While at St. Patrick, he played three years of basketball as a power forward, but no football.

“Christo was a phenomenal athlete,” says Tina St. Amour, who coached him at St. Patrick. “He could shoot a basketball from half court. He could wear sandals and play sports, he was that good.

“He played for us in Grades 9, 10 and 11. Then, we had to cut him in Grade 12, the year we won the provincial championship.

“I said to him, 'you're 6-foot-4 and 300 lbs., and you don't like to run. You should try football.' I had a really good relationship with him.”

At a younger age, he was one of the finest soccer goalies in the province while playing for the Ottawa Internationals, a team that rarely lost. His passion for soccer remains ... he's a big Man City fan.

“I had no interest in football until Djems Kwame (a former football player at St. Patrick and current Toronto Argonaut) and asked if I wanted to play (OVFL) with the Cumberland Panthers. I later went to a camp in Toronto and won MVP. When you get good at something, you begin to like it.”

He got an offer to Louisville, but left Ottawa to play at a junior college, Eastern Arizona, then got an offer of a scholarship to Georgia State, a program in its infancy.

In college life, there were temptations, but Bilukidi stayed true to his faith ... and his mom.

“It's college. Things go on. But I never put myself in a bad situation,” he says. “Atlanta is such a big city, with a lot to do. There were people doing things that weren't going to benefit me in any way. I made sure I stayed away from that. Two people I did not want to disappoint: My mom and my head coach, Bill Curry.”

Bilukidi is ranked sixth leading into Thursday's CFL draft. Because he was drafted by the Raiders, he will likely slip, maybe into the second round. Regardless, he plans to make good on his NFL opportunity.
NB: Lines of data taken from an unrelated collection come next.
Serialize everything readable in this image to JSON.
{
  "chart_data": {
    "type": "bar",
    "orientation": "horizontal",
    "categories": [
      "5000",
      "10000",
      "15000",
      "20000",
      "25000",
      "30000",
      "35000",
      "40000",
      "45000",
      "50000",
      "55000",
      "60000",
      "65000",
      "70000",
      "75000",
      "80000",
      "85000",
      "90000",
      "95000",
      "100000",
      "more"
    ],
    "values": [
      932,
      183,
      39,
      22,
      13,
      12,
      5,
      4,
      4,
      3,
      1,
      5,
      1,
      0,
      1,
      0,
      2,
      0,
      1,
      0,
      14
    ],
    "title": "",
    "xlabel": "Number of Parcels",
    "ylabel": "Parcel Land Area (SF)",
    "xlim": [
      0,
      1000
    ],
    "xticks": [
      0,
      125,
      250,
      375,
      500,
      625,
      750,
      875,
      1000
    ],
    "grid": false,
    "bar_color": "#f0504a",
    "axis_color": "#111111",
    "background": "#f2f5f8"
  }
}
“I got drafted. I'm not thinking about another option right now,” says Bilukidi, who has been putting in plenty of time with his personal trainer, Andrew Griffith-Jones. “I'll do anything in my power to make it. I'm going to go there to work hard. When you're a rookie, you don't sleep. You're there to secure a job.

“Almost all the CFL teams talked to me. Everyone except for Montreal.”

Success seems to fuel Bilukidi, not spoil him. He's grounded, just a regular guy you might see at the GoodLife on Walkley Road. Or just kicking back and laughing along with his buddies.

“I'll always be humble. I'm not going to change my ways now ... because of the NFL,” says Bilukidi. “Sometimes when people get into a professional life, it goes to their head. I never was that guy and I don't want to be that guy.”

Because of his stature, he's often asked if he plays football. His answer is no.

“I don't want to be stereotyped,” he says. “I'm just a normal guy. I don't want people to think I'm different.”

St. Amour says she ran into Bilukidi four years ago at Hurdman Station.

“He lifted me up,” she says. “I told him he looked like a tank. He wasn't that chubby kid anymore.”

If things work out as Bilukidi hopes, if he makes an impact with the Raiders, it'll be tough to disguise who and what he is.

And even when that time comes, the kid who grew up without football, the giant who put friends and family and faith at the top of his priority list, will remember what got him there.